Hope that helps somewhat. Best of luck. ^^


----------



## The_biscuits_532 (May 27, 2021)

I'm not sure if this is just a me problem but my second draft usually involves a lot of cutting out the excess. In my first drafts I have this habit of going on tangents that are too long for how relevant they are to the subject. 

Also just general cleaning on structure. Shuffling points into places that fit them better, merging related paragraphs, ygm. 

I should note I haven't (yet) written any furry fiction, and fiction isn't really my specialty. I'm a Literature and Politics student so I mostly do nonfiction. 

As for the actual process best advice I've been told is to give the first draft time, and come back to it a day or two later, so you've forgotten most of it and errors stick out more. I've also been told to redraft in a different place to where you did the original, but I can't vouch for how much that helps. 

Also it's a good idea to either read it out loud or have someone else read it out loud. You pick up on errors easier that way.


----------



## reptile logic (May 28, 2021)

The two statements above cover most of what I think about. I'll just add that I have no personal, set process for how I edit my work. I just work to improve those parts that feel out of place with the story, while leaving myself open to adding more. Sometimes all that's required is rewording a line. Sometimes the line or paragraph or page needs to be moved to a dump file, for later perusal. Even dumped work may become useful in another story. I will revisit and improve upon a work dozens of times, at least, before I feel that it is worth sharing. After I receive input from my beta readers, I edit the work at least a few times more. For me, the end result is worth all the effort that I put into it.

To add to @The_biscuits_532 s input: Reading out loud helps a great deal. I'll go as far as to say it is a necessary step in the process. If part of the story has an awkward feel to it, when telling it orally, it must be rewritten. Storytelling began as an oral craft, after all.
Regarding redrafting/editing; rather than change locations, I have learned to change the font. Visually, the story becomes different enough to me that my brain pays better attention to the read. It's easier for me to see the errors and avoid 'auto-correcting' and 'auto-filling' my work in my head, without actually changing the work in front of me.

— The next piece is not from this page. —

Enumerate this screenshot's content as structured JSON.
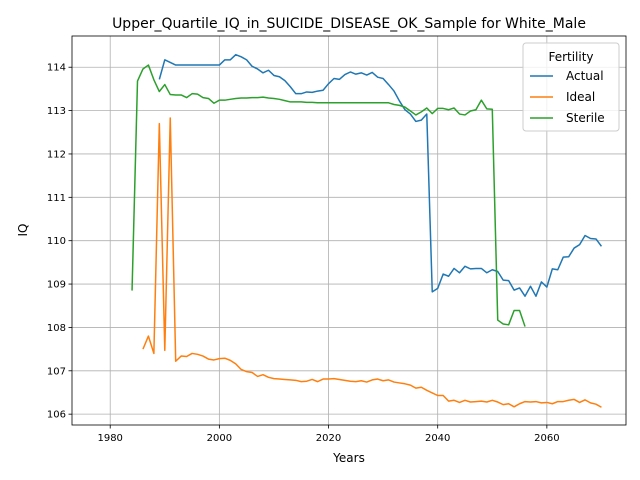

Write and keep writing. Any skill requires practice; practice results in improvement.


----------



## TyraWadman (May 28, 2021)

Have a friend read over it for a fresh take!


----------



## kelliegator (Jun 1, 2021)

TyraWadman said:


> Have a friend read over it for a fresh take!


I'd love to but I don't have any friends IRL to read it and it's in Swedish so I don't think I can show it to any online friends I have, either. ;w;

Maybe someone from the family? I just worry they'll be too nice or whatever.


----------



## TyraWadman (Jun 1, 2021)

kelliegator said:


> I'd love to but I don't have any friends IRL to read it and it's in Swedish so I don't think I can show it to any online friends I have, either. ;w;
> 
> Maybe someone from the family? I just worry they'll be too nice or whatever.


The language barrier can definitely be a problem! Darn.


----------



## perkele (Jun 26, 2021)

The_biscuits_532 said:


> I'm not sure if this is just a me problem but my second draft usually involves a lot of cutting out the excess.


At least in my experience, cutting out useless words is always the first part of the process. Job #1 is getting rid of as many adjectives, adverbs, and parenthetical statements as possible. Also, reducing the use of speaking words such as "said," "replied," and "asked."

Also also, descriptions of hair, clothes, and eyes.

Also also also, turning subtext into text; the reader should be respected enough to follow the scene without spelling out every action. They've hopefully gained a general familiarity with how books work from having read several before.

Even experienced proofreaders are loath to trim excess description. You'll be in a good position if you can do this yourself.


----------



## Vakash_Darkbane (Jul 22, 2021)

I usually write it, go over it then hand it to my editor.


----------